The OPSEU Pension Trust is divesting from all equity and fixed-income investments in public companies that derive a majority of their revenue from the production or manufacture of tobacco products beginning in 2018.

“At OPTrust, we prefer to use corporate engagement — the promotion of better business practices — in our investment and ownership practices,” said Hugh O’Reilly, president and chief executive office of OPTrust. “However, there is no such thing as a safe level of consumption of tobacco products. They cause only harm. As a result, investments in tobacco do not align with our responsible investing principles.”

The divestment is part of OPTrust’s focus on environmental, social and governance factors as key drivers of sustainable, long-term investment. It comes a month after Keith Ambachtsheer, director emeritus of the International Centre for Pension Management, penned a letter urging pension funds and other organizations to seriously consider zero tobacco exposure in their investment portfolios.

“I’m thrilled to hear that OPTrust is implementing a tobacco-free investment policy,” said Dr. Bronwyn King, a radiation oncologist and chief executive officer of Tobacco Free Portfolios. “This sets a new standard among Canadian financial institutions and will inspire others to follow suit.

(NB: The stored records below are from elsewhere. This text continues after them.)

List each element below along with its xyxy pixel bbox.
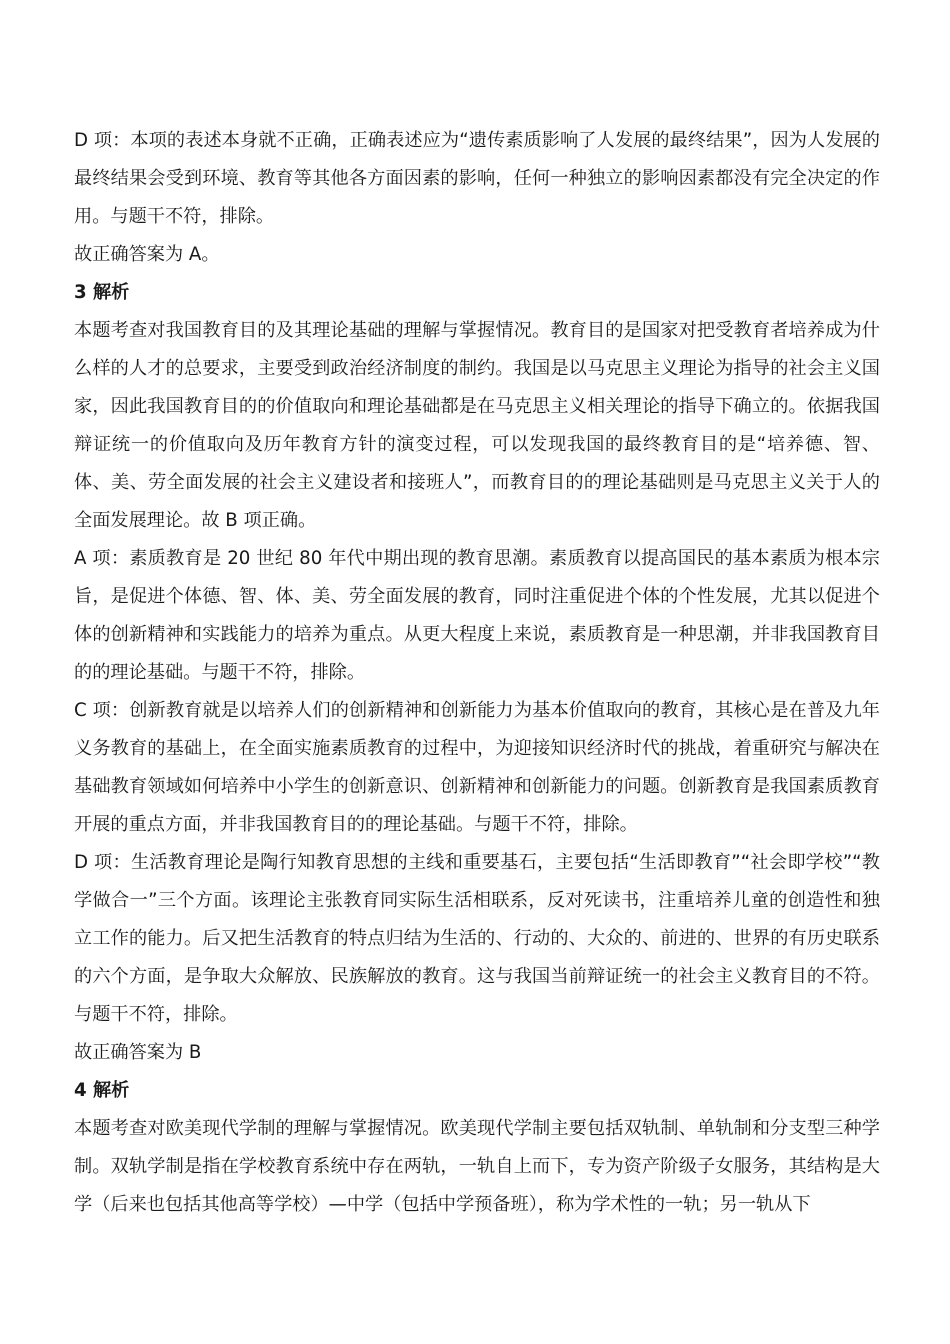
- document-page: [74, 122, 880, 1224]
- section-heading-3: 3 解析: [74, 282, 130, 303]
- paragraph-q4-intro: 本题考查对欧美现代学制的理解与掌握情况。欧美现代学制主要包括双轨制、单轨制和分支型三种学制。双轨学制是指在学校教育系统中存在两轨，一轨自上而下，专为资产阶级子女服务，其结构是大学（后来也包括其他高等学校）—中学（包括中学预备班），称为学术性的一轨；另一轨从下: [74, 1118, 880, 1215]
- paragraph-q3-option-d: D 项：生活教育理论是陶行知教育思想的主线和重要基石，主要包括“生活即教育”“社会即学校”“教学做合一”三个方面。该理论主张教育同实际生活相联系，反对死读书，注重培养儿童的创造性和独立工作的能力。后又把生活教育的特点归结为生活的、行动的、大众的、前进的、世界的有历史联系的六个方面，是争取大众解放、民族解放的教育。这与我国当前辩证统一的社会主义教育目的不符。与题干不符，排除。: [74, 852, 880, 1025]
- paragraph-q3-option-c: C 项：创新教育就是以培养人们的创新精神和创新能力为基本价值取向的教育，其核心是在普及九年义务教育的基础上，在全面实施素质教育的过程中，为迎接知识经济时代的挑战，着重研究与解决在基础教育领域如何培养中小学生的创新意识、创新精神和创新能力的问题。创新教育是我国素质教育开展的重点方面，并非我国教育目的的理论基础。与题干不符，排除。: [74, 700, 880, 835]
- paragraph-option-d-genetics: D 项：本项的表述本身就不正确，正确表述应为“遗传素质影响了人发展的最终结果”，因为人发展的最终结果会受到环境、教育等其他各方面因素的影响，任何一种独立的影响因素都没有完全决定的作用。与题干不符，排除。: [74, 130, 880, 227]
- answer-line-3: 故正确答案为 B: [74, 1042, 202, 1063]
- section-heading-4: 4 解析: [74, 1080, 130, 1101]
- paragraph-q3-option-a: A 项：素质教育是 20 世纪 80 年代中期出现的教育思潮。素质教育以提高国民的基本素质为根本宗旨，是促进个体德、智、体、美、劳全面发展的教育，同时注重促进个体的个性发展，尤其以促进个体的创新精神和实践能力的培养为重点。从更大程度上来说，素质教育是一种思潮，并非我国教育目的的理论基础。与题干不符，排除。: [74, 548, 880, 683]
- paragraph-q3-intro: 本题考查对我国教育目的及其理论基础的理解与掌握情况。教育目的是国家对把受教育者培养成为什么样的人才的总要求，主要受到政治经济制度的制约。我国是以马克思主义理论为指导的社会主义国家，因此我国教育目的的价值取向和理论基础都是在马克思主义相关理论的指导下确立的。依据我国辩证统一的价值取向及历年教育方针的演变过程，可以发现我国的最终教育目的是“培养德、智、体、美、劳全面发展的社会主义建设者和接班人”，而教育目的的理论基础则是马克思主义关于人的全面发展理论。故 B 项正确。: [74, 320, 880, 531]
- answer-line-2: 故正确答案为 A。: [74, 244, 220, 265]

“As an oncologist, I’m fully aware of the devastating impact of tobacco. It’s heartening to see OPTrust take such a positive step, joining with the health and government sectors to address one of the greatest public health challenges of our time.”

In other investment news, the Caisse de dépôt et placement du Québec’s real estate subsidiary, Ivanhoé Cambridge, alongside the Blackstone Group, is implementing a private multi-family residential rooftop solar project in the United States.

The project is a 3.8-megawatt solar energy system that will span across the property’s nine hectares of rooftops in Manhattan.

The installation will consist of 9,671 high-efficiency solar panels and will generate enough energy to power more than 1,000 New York City apartments annually.

“Working to make communities more sustainable underpins many of our business decisions,” said Daniel Fournier, chairman and chief executive officer of Ivanhoé Cambridge.

The multi-family building has a number of other sustainable features, including LED lighting, high-efficiency hot water heat exchangers, elevator shaft louvers to minimize heat loss and domestic water flow control valves. It also incorporates the use of a centralized building management system to control steam heating distribution.

It’s the largest rental apartment complex in the United States, with more than 11,200 multi-family units in 56 buildings located in Manhattan’s East Village.